Selain itu, penderita ini juga diberikan kombinasi diuretic berupa furosemide dan
spirinolakton. Pemberian diuretic ini bertujuan untuk restriksi cairan pada kondisi
34
edema berat. Furosemid yang merupakan loop diuretic adalah diuretic boros kalium
sehingga dapat dikombinasikan dengan spironolakton yang merupakan diuretic hemat
kalium. Dengan pemberian diuretic ini, tetap harus dilakukan pemantauan terhadap
kadar elektrolit terutama natrium dan kalium satu kali seminggu. Captopril dan
losartan yang merupakan golongan ACEI dan ARB diberikan untuk mengurangi
proteinuria yang terjadi. Cara kerja kedua obat ini dalam menurunkan ekskresi
protein di urin melalui penurunan tekanan hidrostatik dan mengubah permeabilitas
glomerulus. ACEI juga mempunyai efek renoprotektor melalui penurunan sintesis
TGF beta 1 yang dapat menyebabkan sclerosis glomerulus. Dalam kepustakaan,
dilaporkan bahwa pemberian kombinasi ACEI dan ARB memberikan hasil penurunan
proteinuria lebih banyak.
Pada penderita ini juga diberikan aspilet yang bertujuan untuk mengatasi
komplikasi trombosis yang terjadi. Pada sindrom nefrotik, dapat terjadi trombosis
pembuluh darah paru yang asimptomatik. Pada pemeriksaan laboratorium juga
didapatkan hasil trombositosis. Disinilah manfaat pemberian aspilet yaitu untuk
mengatasi keadaan trombosis yang terjadi. Sedangkan pemberian calnic syrup yang
merupakan suplementasi kalsium berguna untuk mengatasi hipokalsemia yang
merupakan komplikasi dari sindrom nefrotik. Hipokalsemia ini dapat disebabkan
karena penggunaan steroid jangka panjang. Dan pemberian ferriz syrup merupakan
supementasi besi yang dapat membantu mengatasi kondisi anemia nya yang terjadi.

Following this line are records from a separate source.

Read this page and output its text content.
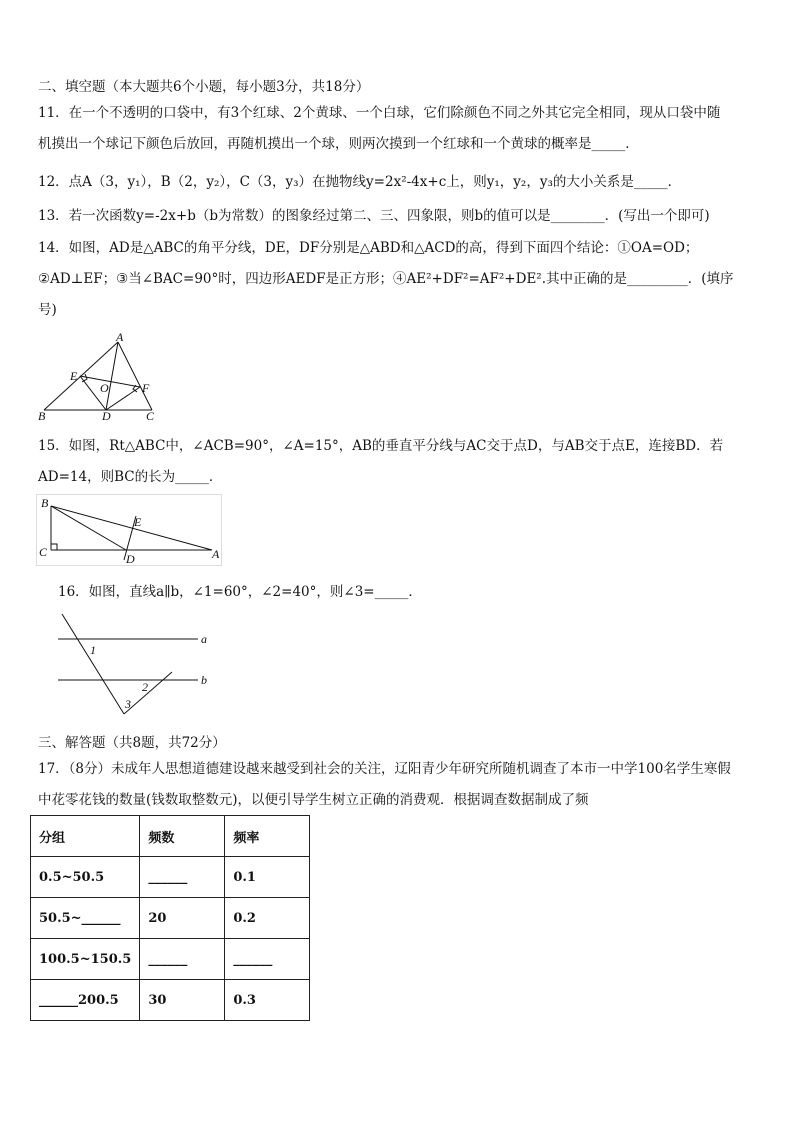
二、填空题（本大题共6个小题，每小题3分，共18分）
11．在一个不透明的口袋中，有3个红球、2个黄球、一个白球，它们除颜色不同之外其它完全相同，现从口袋中随
机摸出一个球记下颜色后放回，再随机摸出一个球，则两次摸到一个红球和一个黄球的概率是_____．
12．点A（3，y₁），B（2，y₂），C（3，y₃）在抛物线y=2x²-4x+c上，则y₁，y₂，y₃的大小关系是_____．
13．若一次函数y=-2x+b（b为常数）的图象经过第二、三、四象限，则b的值可以是________．(写出一个即可)
14．如图，AD是△ABC的角平分线，DE，DF分别是△ABD和△ACD的高，得到下面四个结论：①OA=OD；
②AD⊥EF；③当∠BAC=90°时，四边形AEDF是正方形；④AE²+DF²=AF²+DE².其中正确的是_________．(填序
号)
A
B	C
D
E
F
O
15．如图，Rt△ABC中，∠ACB=90°，∠A=15°，AB的垂直平分线与AC交于点D，与AB交于点E，连接BD．若
AD=14，则BC的长为_____．
B
C	D
E
A
16．如图，直线a∥b，∠1=60°，∠2=40°，则∠3=_____．
1
2
3
a
b
三、解答题（共8题，共72分）
17．（8分）未成年人思想道德建设越来越受到社会的关注，辽阳青少年研究所随机调查了本市一中学100名学生寒假
中花零花钱的数量(钱数取整数元)，以便引导学生树立正确的消费观．根据调查数据制成了频
分组	频数	频率
0.5~50.5	______	0.1
50.5~______	20	0.2
100.5~150.5	______	______
______200.5	30	0.3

Prognosis pada kasus ini untuk quo ad vitam ialah dubia ad bonam. Karena,
berdasarkan literatur, prognosis jangka panjang dari sindrom nefrotik dalam
pengamatan selama 20 tahun menunjukkan hanya 4-5% menjadi gagal ginjal terminal
yang dapat meningkatkan angka morbiditas dan mortalitas. Sedangkan quo ad
fungsionam ialah dubia ad malam karena sindrom nefrotik pada kasus ini telah
berulang dan resisten terhadap steroid. Akibatnya pasien harus terus mengkonsumsi
siklofosfamid dan dibarengi dengan steroid yang memiliki berbagai macam dampak
negatif. Fung ginjal penderita ini juga terlihat dari hasil pemeriksaan laboratorium
dimana pada hasil pemeriksaan ginjal, terlihat terjadi peningkatan fungsi ureum,
35
kreatinin dan asam urat serta penurunan laju filtrasi glomerulus. Hal ini menunjukka
bahwa telah terjadi penurunan fungsi ginjal. Oleh karena itulah prognosis kami untuk
quo ad fungsionam nya ialah dubia ad malam.